Fui internada, mas fiquei menos de 24 horas no hospital. Eu tenho um aneurisma cerebral e quando fui diagnosticada com covid já estava tomando ivermectina [a Organização Mundial da Saúde e o laboratório que fabrica o medicamento afirmam que não há eficácia dele no tratamento da covid] e outros remédios. Eu e minha família, graças a Deus, fizemos o tratamento precoce e deu certo. Conheço pessoas que não fizeram tratamento nenhum e deu certo também. O que eu quero dizer aqui é que não estou levantando nenhuma bandeira sobre qual o melhor tratamento, até porque eu não tenho nenhum conhecimento para isso, eu não sou médica. Eu estou levantando a bandeira de salvarmos vidas.

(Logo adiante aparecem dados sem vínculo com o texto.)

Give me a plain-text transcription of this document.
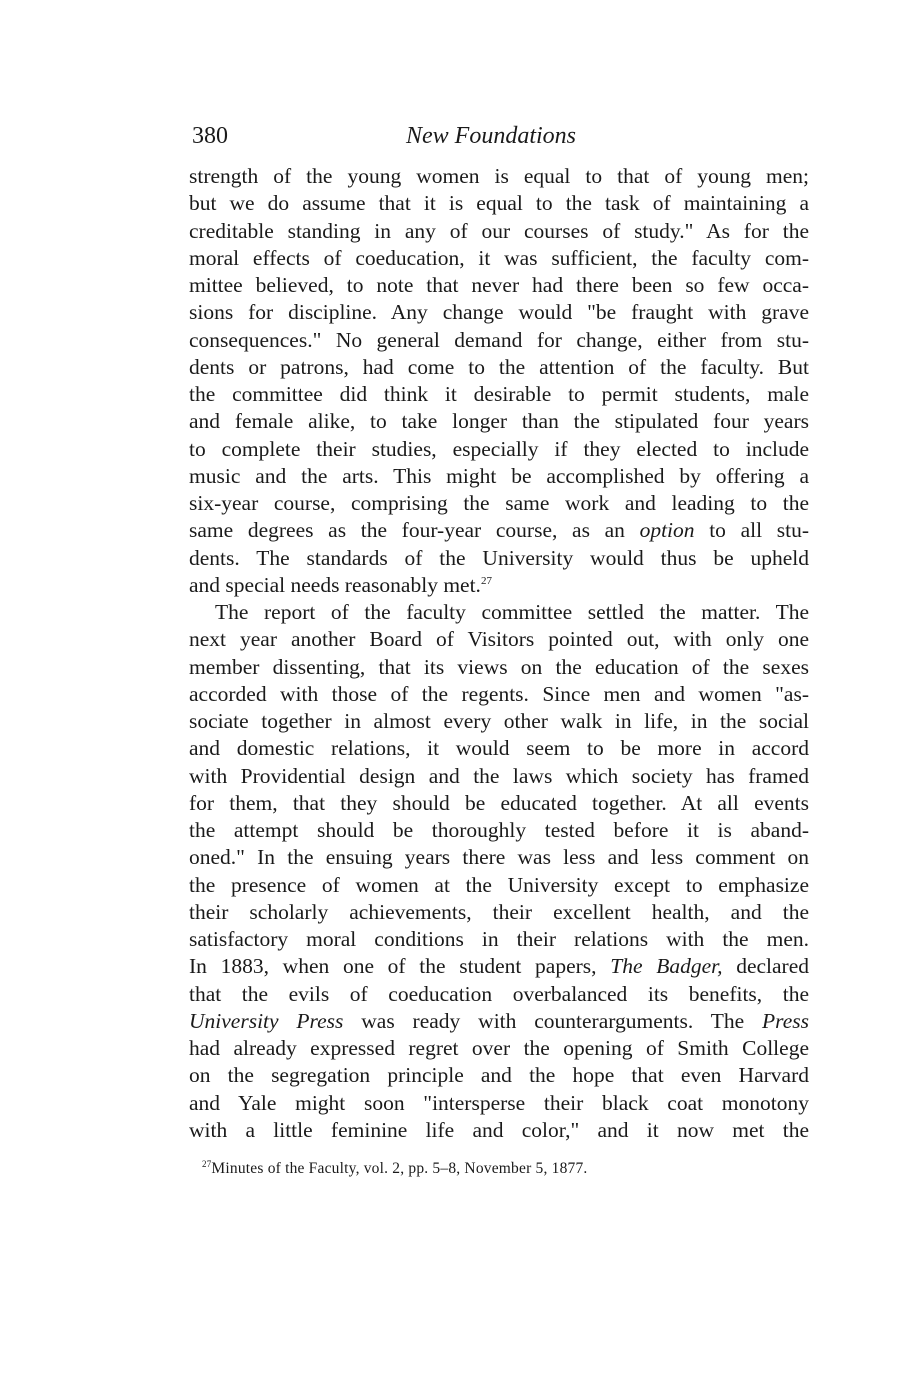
380	New Foundations
strength of the young women is equal to that of young men;
but we do assume that it is equal to the task of maintaining a
creditable standing in any of our courses of study." As for the
moral effects of coeducation, it was sufficient, the faculty com-
mittee believed, to note that never had there been so few occa-
sions for discipline. Any change would "be fraught with grave
consequences." No general demand for change, either from stu-
dents or patrons, had come to the attention of the faculty. But
the committee did think it desirable to permit students, male
and female alike, to take longer than the stipulated four years
to complete their studies, especially if they elected to include
music and the arts. This might be accomplished by offering a
six-year course, comprising the same work and leading to the
same degrees as the four-year course, as an option to all stu-
dents. The standards of the University would thus be upheld
and special needs reasonably met.$^{27}$
The report of the faculty committee settled the matter. The
next year another Board of Visitors pointed out, with only one
member dissenting, that its views on the education of the sexes
accorded with those of the regents. Since men and women "as-
sociate together in almost every other walk in life, in the social
and domestic relations, it would seem to be more in accord
with Providential design and the laws which society has framed
for them, that they should be educated together. At all events
the attempt should be thoroughly tested before it is aband-
oned." In the ensuing years there was less and less comment on
the presence of women at the University except to emphasize
their scholarly achievements, their excellent health, and the
satisfactory moral conditions in their relations with the men.
In 1883, when one of the student papers, The Badger, declared
that the evils of coeducation overbalanced its benefits, the
University Press was ready with counterarguments. The Press
had already expressed regret over the opening of Smith College
on the segregation principle and the hope that even Harvard
and Yale might soon "intersperse their black coat monotony
with a little feminine life and color," and it now met the
$^{27}$Minutes of the Faculty, vol. 2, pp. 5–8, November 5, 1877.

Não há comprovação científica da eficácia de nenhum tratamento precoce contra a covid-19 nem que impeça a contaminação pelo coronavírus; a Organização Mundial de Saúde e o próprio laboratório fabricante do medicamento citado pela deputada já emitiram comunicados não recomendando seu uso no tratamento contra a covid-19
A senhora declarou ao TSE um patrimônio de R$ 5,6 milhões [e o marido dela, de R$ 65,7 milhões]. Como é ser rica num país desigual como o Brasil?
[Esse dinheiro é] muito suado. Eu vim de uma família que meu pai era técnico projetista, minha mãe era dona de casa, eu estudei minha vida toda em escola pública, eu posso dizer sobre não ser rico. Eu comecei a trabalhar com carteira assinada com 16 anos, mas antes disso já vendia brigadeiro na escola. Então, eu vejo, que um país que dá educação para o seu povo — e nós estaremos, sim, trabalhando para isso —, faz com que o patrimônio cresça, é bom para todo mundo.
A prosperidade tem que ser para todos. Por isso, mais uma vez eu continuo defendendo nossas crianças e jovens porque só se tornarão ricas e prosperas com educação. Não é falando de greve, é só através da educação e do trabalho que a gente consegue sim que o nosso país tenha prosperidade.
Sou a deputada mais econômica do Brasil, eu abri mão de todos os meu privilégios políticos, não uso cota parlamentar, isso faz com que eu entre no Parlamento com total independência. Isso dá para mim a autonomia de defender o que é realmente importante e, principalmente, o futuro do nosso país.